Atire a primeira pedra quem não se lembra, automaticamente, do longa-metragem da Disney quando ouve o nome Branca de Neve. Realizada em 1937, a produção é um marco indiscutível em matéria de animação, sedimentando a imagem que o estúdio criou no imaginário popular. Mesmo emplacando depois outras bem sucedidas adaptações animadas de contos de fadas, ou histórias famosas de apelo universal, essa versão do conto da jovem princesa perseguida por uma madrasta má deixou uma impressão indelével, independente do tempo.
Os mais curiosos sobre as raízes e o verdadeiro tom desta história podem buscar as obras dos Irmãos Grimm, mas existe muito além disso. Revelar um pouco da riqueza das formas que essa história tomou ao longo dos séculos é a razão de ser de Branca de Neve: Os Contos Clássicos, edição que a Generale lançou em 2012. Os contos foram selecionados, traduzidos e comentados por Alexandre Callari, ele mesmo autor de uma nova versão incluída no livro. Não apenas disposto a jogar mais luz sobre as diversas versões de diferentes épocas e regiões, também há um espaço dedicado à figura de Branca de Neve na cultura contemporânea, cobrindo adaptações diretas, pastiches e aparições em HQ’s.

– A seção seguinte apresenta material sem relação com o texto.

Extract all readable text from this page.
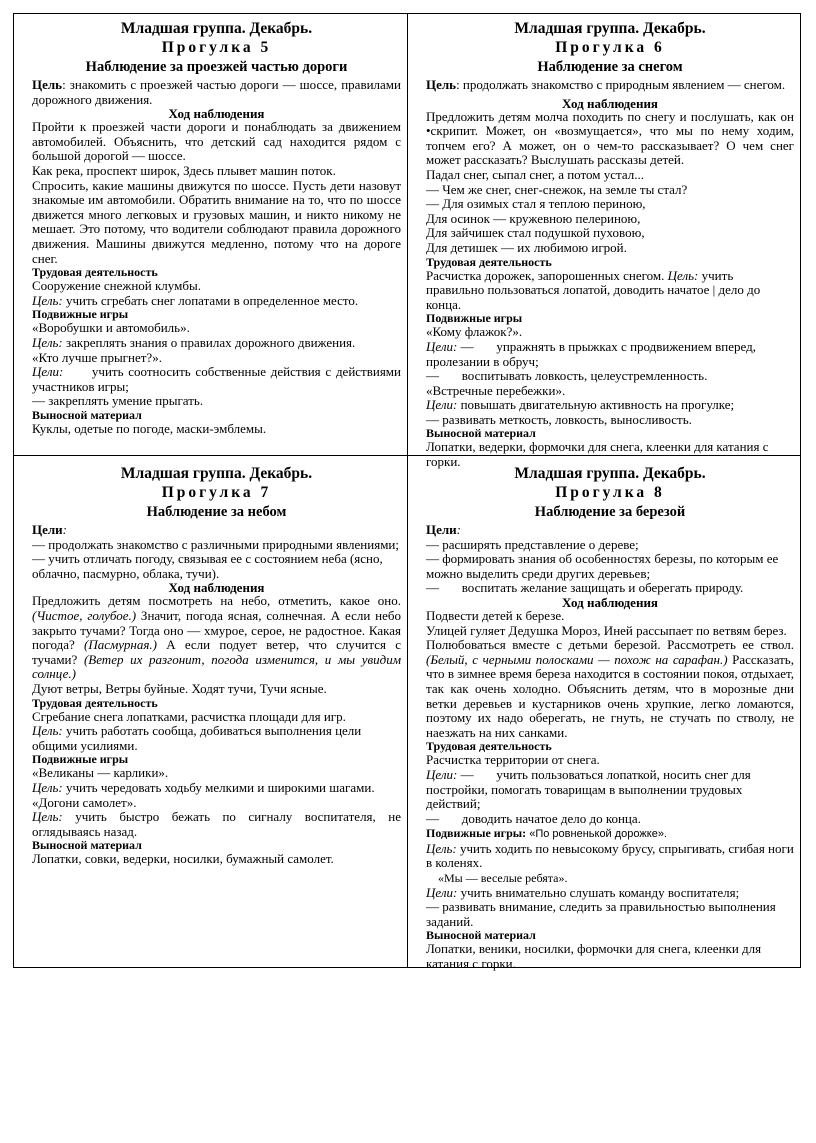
Младшая группа. Декабрь.
Прогулка 5
Наблюдение за проезжей частью дороги

Цель: знакомить с проезжей частью дороги — шоссе, правилами дорожного движения.

Ход наблюдения

Пройти к проезжей части дороги и понаблюдать за движением автомобилей. Объяснить, что детский сад находится рядом с большой дорогой — шоссе.

Как река, проспект широк, Здесь плывет машин поток.

Спросить, какие машины движутся по шоссе. Пусть дети назовут знакомые им автомобили. Обратить внимание на то, что по шоссе движется много легковых и грузовых машин, и никто никому не мешает. Это потому, что водители соблюдают правила дорожного движения. Машины движутся медленно, потому что на дороге снег.

Трудовая деятельность

Сооружение снежной клумбы.

Цель: учить сгребать снег лопатами в определенное место.

Подвижные игры

«Воробушки и автомобиль».

Цель: закреплять знания о правилах дорожного движения.

«Кто лучше прыгнет?».

Цели:      учить соотносить собственные действия с действиями участников игры;

— закреплять умение прыгать.

Выносной материал

Куклы, одетые по погоде, маски-эмблемы.

Младшая группа. Декабрь.
Прогулка 6
Наблюдение за снегом

Цель: продолжать знакомство с природным явлением — снегом.

Ход наблюдения

Предложить детям молча походить по снегу и послушать, как он •скрипит. Может, он «возмущается», что мы по нему ходим, топчем его? А может, он о чем-то рассказывает? О чем снег может рассказать? Выслушать рассказы детей.

Падал снег, сыпал снег, а потом устал...

— Чем же снег, снег-снежок, на земле ты стал?

— Для озимых стал я теплою периною,

Для осинок — кружевною пелериною,

Для зайчишек стал подушкой пуховою,

Для детишек — их любимою игрой.

Трудовая деятельность

Расчистка дорожек, запорошенных снегом. Цель: учить правильно пользоваться лопатой, доводить начатое | дело до конца.

Подвижные игры

«Кому флажок?».

Цели: —       упражнять в прыжках с продвижением вперед, пролезании в обруч;

—       воспитывать ловкость, целеустремленность.

«Встречные перебежки».

Цели: повышать двигательную активность на прогулке;

— развивать меткость, ловкость, выносливость.

Выносной материал

Лопатки, ведерки, формочки для снега, клеенки для катания с горки.

Младшая группа. Декабрь.
Прогулка 7
Наблюдение за небом

Цели:

— продолжать знакомство с различными природными явлениями;

— учить отличать погоду, связывая ее с состоянием неба (ясно,

облачно, пасмурно, облака, тучи).

Ход наблюдения

Предложить детям посмотреть на небо, отметить, какое оно. (Чистое, голубое.) Значит, погода ясная, солнечная. А если небо закрыто тучами? Тогда оно — хмурое, серое, не радостное. Какая погода? (Пасмурная.) А если подует ветер, что случится с тучами? (Ветер их разгонит, погода изменится, и мы увидим солнце.)

Дуют ветры, Ветры буйные. Ходят тучи, Тучи ясные.

Трудовая деятельность

Сгребание снега лопатками, расчистка площади для игр.

Цель: учить работать сообща, добиваться выполнения цели общими усилиями.

Подвижные игры

«Великаны — карлики».

Цель: учить чередовать ходьбу мелкими и широкими шагами.

«Догони самолет».

Цель: учить быстро бежать по сигналу воспитателя, не оглядываясь назад.

Выносной материал

Лопатки, совки, ведерки, носилки, бумажный самолет.

Младшая группа. Декабрь.
Прогулка 8
Наблюдение за березой

Цели:

— расширять представление о дереве;

— формировать знания об особенностях березы, по которым ее

можно выделить среди других деревьев;

—       воспитать желание защищать и оберегать природу.

Ход наблюдения

Подвести детей к березе.

Улицей гуляет Дедушка Мороз, Иней рассыпает по ветвям берез.

Полюбоваться вместе с детьми березой. Рассмотреть ее ствол. (Белый, с черными полосками — похож на сарафан.) Рассказать, что в зимнее время береза находится в состоянии покоя, отдыхает, так как очень холодно. Объяснить детям, что в морозные дни ветки деревьев и кустарников очень хрупкие, легко ломаются, поэтому их надо оберегать, не гнуть, не стучать по стволу, не наезжать на них санками.

Трудовая деятельность

Расчистка территории от снега.

Цели: —       учить пользоваться лопаткой, носить снег для постройки, помогать товарищам в выполнении трудовых действий;

—       доводить начатое дело до конца.

Подвижные игры: «По ровненькой дорожке».

Цель: учить ходить по невысокому брусу, спрыгивать, сгибая ноги в коленях.

«Мы — веселые ребята».

Цели: учить внимательно слушать команду воспитателя;

— развивать внимание, следить за правильностью выполнения заданий.

Выносной материал

Лопатки, веники, носилки, формочки для снега, клеенки для катания с горки.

Em pouco mais de 200 páginas, Callari apresenta, além da variação popular de Jacob e Wilhelm Grimm, datada de 1857 na Alemanha, que, por sinal, não foi a primeira preparada por eles, algumas versões que a antecederam e outras que vieram depois. Histórias antigas como essa começaram a circular pela tradição oral, transformando-se nesta travessia até chegarem a um registro escrito. O primeiro caso que se tem conhecimento entre esses é A Jovem Escrava, de Giambatista Basile, versão italiana de 1634, concebida como parte da famosa obra do escritor, O Pentamerão.
Também encontramos na edição contos vindos da Escócia, da Suíça e da Rússia, totalizando sete, com diversas peculiaridades interessantes, mostrando muito do pensamento então dominante no século XIX. As diferenças entre eles também chamam muita atenção, variando não apenas no grau da maldade da madrasta, mas no comportamento do pai de Branca, ora inocente, ora omisso. Também vemos algumas atitudes que hoje podem parecer estranhas, mesmo levando a época em conta, o que pode indicar que determinada região era mais tolerante com determinadas práticas. Entre diferenças significativas em comparação à forma conhecida hoje, temos um caso em que sete ladrões ajudam a donzela.
Os comentários do organizador, ao final de cada conto, são muito bem vindos. Focando no que realmente interessa, entre informações históricas e especulações, são detalhes que fazem sentido e enriquecem a discussão em torno do tema. O texto atinge seu objetivo de ilustrar o motivo pelo qual Branca de Neve é tão popular, o que nos leva à segunda parte do livro, sobre seu impacto na cultura. Aqui, a impressão que temos é que faltou espaço para que o assunto fosse desenvolvido melhor. É fato que o esforço desta pesquisa transparece nas páginas e encontramos algumas informações interessantes, abrangendo muita coisa, mas o assunto por si só já renderia um livro e o espaço restrito é um problema.
Chegando à metade da edição, sobram cerca de 100 páginas para o conto de autoria de Alexandre Callari, Mundo dos Espelhos: Lobos, Sangue e Neve. A variação proposta pelo autor é bastante interessante, ambientando a narrativa em um contexto desprovido de magia e com referências históricas que marcam a época em questão. Há outra interessante ponte com a realidade que traz um pouco mais de charme à personagem da madrasta, que tem um grande destaque e abusa da vilania psicopata, com os requintes de sadismo bem descritos. Nem por isso o texto cede ao maniqueísmo, trazendo mais ambiguidade às figuras do pai de Branca de Neve, além da própria, que acaba abrigada por sete mineradores brutamontes.
É mostrada uma reflexão interessante sobre algumas mudanças de paradigma ao longo do tempo, dando essa nova forma ao conto, pois alguns elementos que saíram de cena nesta versão não tem hoje a mesma força arquetípica que tinham há cerca de dois séculos. Embora tenhamos uma narrativa ambientada no começo do século XIX, a ideia é trazer algo relevante para a percepção de hoje, objetivo atingido. Apesar de linear, a história consegue nos surpreender e tornar a madrasta uma personagem muito mais interessante do que pensávamos no começo. Também existe um detalhe que pode ser considerado como uma homenagem a um trabalho específico de Alan Moore, que os fãs perceberão facilmente.
Um bom começo para quem se interessa pela psicologia dos contos de fadas, Branca de Neve: Os Contos Clássicos é uma leitura agradável e enriquecedora, além de divertida. Obrigatório para quem ainda se encanta com a arte de contar histórias, além daqueles que já criam as suas, ou pensam em começar a fazê-lo.